The pigs at the center of this story are not the farm animals, they are the pork industry and the Trump administration, and their desire to enable less rigorous inspection to make a buck while playing with the lives of consumers who simply want to eat a pork chop or hot dog without risk.

The “great” America Trump hopes to bring back is apparently that describes by Upton Sinclair’s expose of the meatpacking industry in 1904’s “The Jungle.” At first Teddy Roosevelt regarded Sinclair as a socialist crackpot, but when he sent inspectors of his own to look at the reality of the industry, they reported it was even worse than painted in the book. Roosevelt shared the report with Congress and by 1906 the Pure Food and Drug Act, the Meat Inspection Act were law, eventually followed by the FDA and a rigorous USDA inspection regimen.
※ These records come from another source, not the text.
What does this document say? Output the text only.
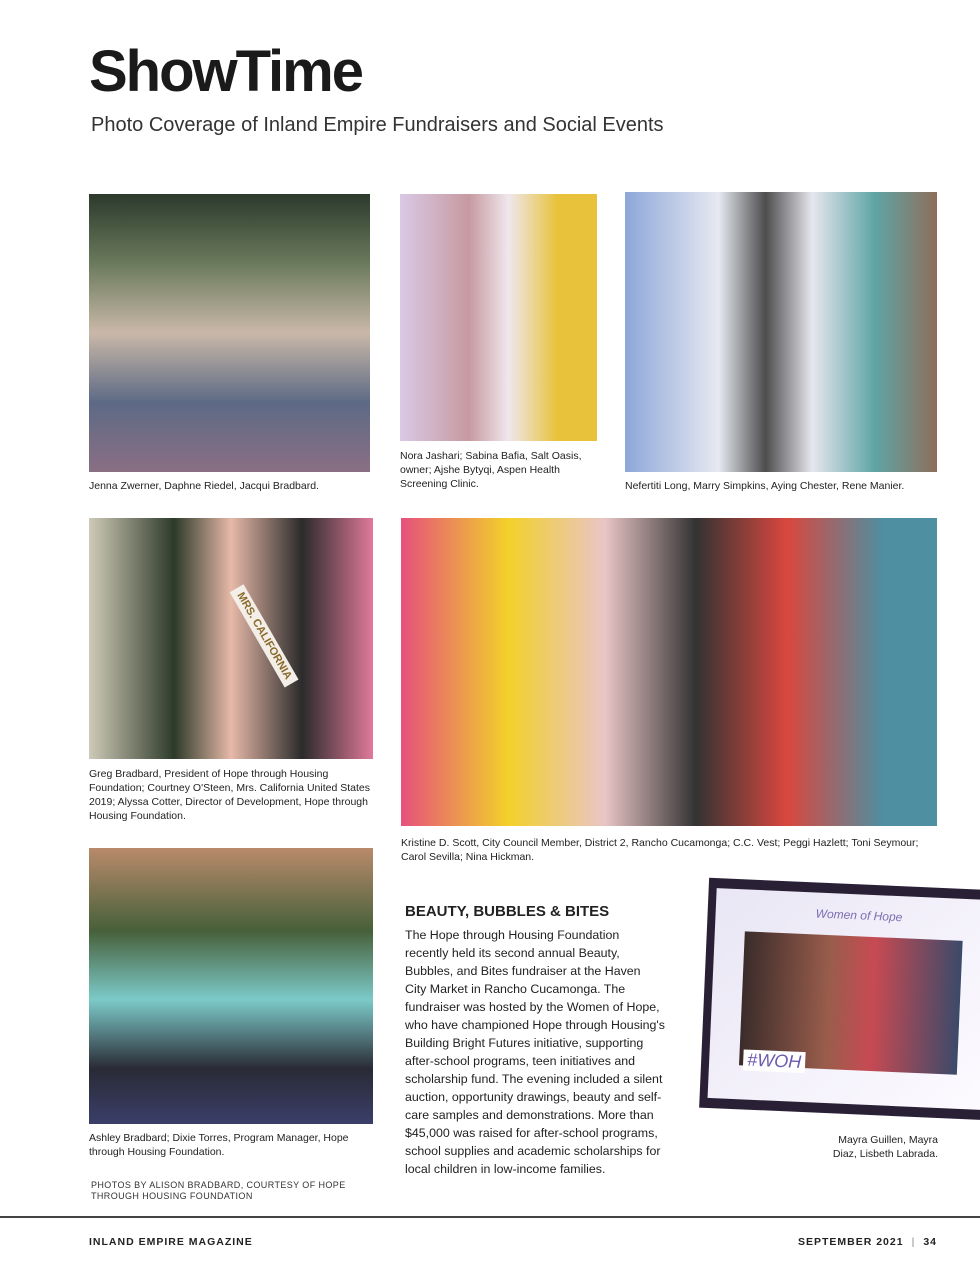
ShowTime
Photo Coverage of Inland Empire Fundraisers and Social Events
Jenna Zwerner, Daphne Riedel, Jacqui Bradbard.
Nora Jashari; Sabina Bafia, Salt Oasis, owner; Ajshe Bytyqi, Aspen Health Screening Clinic.	Nefertiti Long, Marry Simpkins, Aying Chester, Rene Manier.
MRS. CALIFORNIA
Greg Bradbard, President of Hope through Housing Foundation; Courtney O'Steen, Mrs. California United States 2019; Alyssa Cotter, Director of Development, Hope through Housing Foundation.
Kristine D. Scott, City Council Member, District 2, Rancho Cucamonga; C.C. Vest; Peggi Hazlett; Toni Seymour; Carol Sevilla; Nina Hickman.
Ashley Bradbard; Dixie Torres, Program Manager, Hope through Housing Foundation.
PHOTOS BY ALISON BRADBARD, COURTESY OF HOPE THROUGH HOUSING FOUNDATION
BEAUTY, BUBBLES & BITES
The Hope through Housing Foundation recently held its second annual Beauty, Bubbles, and Bites fundraiser at the Haven City Market in Rancho Cucamonga. The fundraiser was hosted by the Women of Hope, who have championed Hope through Housing's Building Bright Futures initiative, supporting after-school programs, teen initiatives and scholarship fund. The evening included a silent auction, opportunity drawings, beauty and self-care samples and demonstrations. More than $45,000 was raised for after-school programs, school supplies and academic scholarships for local children in low-income families.
Women of Hope
#WOH
Mayra Guillen, Mayra Diaz, Lisbeth Labrada.
INLAND EMPIRE MAGAZINE	SEPTEMBER 2021 | 34
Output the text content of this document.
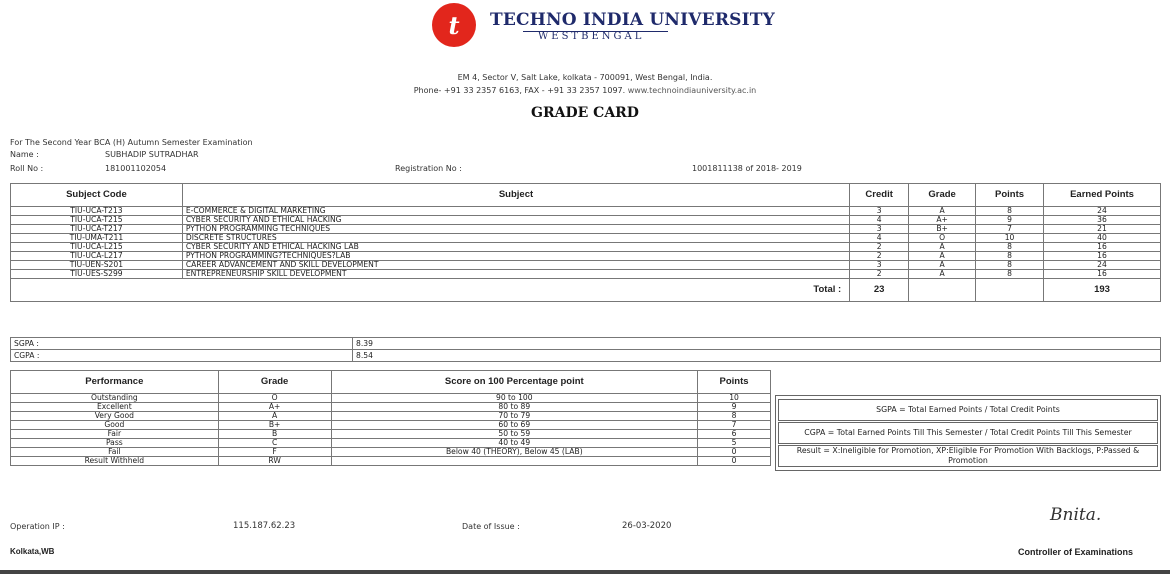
t TECHNO INDIA UNIVERSITY
WESTBENGAL
EM 4, Sector V, Salt Lake, kolkata - 700091, West Bengal, India.
Phone- +91 33 2357 6163, FAX - +91 33 2357 1097. www.technoindiauniversity.ac.in
GRADE CARD
For The Second Year BCA (H) Autumn Semester Examination
Name :	SUBHADIP SUTRADHAR
Roll No :	181001102054	Registration No :	1001811138 of 2018- 2019
Subject Code	Subject	Credit	Grade	Points	Earned Points
TIU-UCA-T213	E-COMMERCE & DIGITAL MARKETING	3	A	8	24
TIU-UCA-T215	CYBER SECURITY AND ETHICAL HACKING	4	A+	9	36
TIU-UCA-T217	PYTHON PROGRAMMING TECHNIQUES	3	B+	7	21
TIU-UMA-T211	DISCRETE STRUCTURES	4	O	10	40
TIU-UCA-L215	CYBER SECURITY AND ETHICAL HACKING LAB	2	A	8	16
TIU-UCA-L217	PYTHON PROGRAMMING?TECHNIQUES?LAB	2	A	8	16
TIU-UEN-S201	CAREER ADVANCEMENT AND SKILL DEVELOPMENT	3	A	8	24
TIU-UES-S299	ENTREPRENEURSHIP SKILL DEVELOPMENT	2	A	8	16
Total :		23			193
SGPA :	8.39
CGPA :	8.54
Performance	Grade	Score on 100 Percentage point	Points
Outstanding	O	90 to 100	10
Excellent	A+	80 to 89	9
Very Good	A	70 to 79	8
Good	B+	60 to 69	7
Fair	B	50 to 59	6
Pass	C	40 to 49	5
Fail	F	Below 40 (THEORY), Below 45 (LAB)	0
Result Withheld	RW		0
SGPA = Total Earned Points / Total Credit Points
CGPA = Total Earned Points Till This Semester / Total Credit Points Till This Semester
Result = X:Ineligible for Promotion, XP:Eligible For Promotion With Backlogs, P:Passed & Promotion
Operation IP :	115.187.62.23	Date of Issue :	26-03-2020
Kolkata,WB
Bnita.
Controller of Examinations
Do we really want to go back to those good old days, only to be forced to reestablish such safeguards after enough of us get sick and enough pork producers are hauled into court?
Buyer beware, Trump’s motto is not: “If it ain’t broke, don’t fix it.” His administration is dedicated to the proposition that “If it’s fixed, let’s break it.” As events have shown in Ethiopia and Indonesia, that’s an expensive and deadly game to play. Not everyone flies of course, but everyone eats. When lax regulation involves the food supply, it’s really worth worrying about.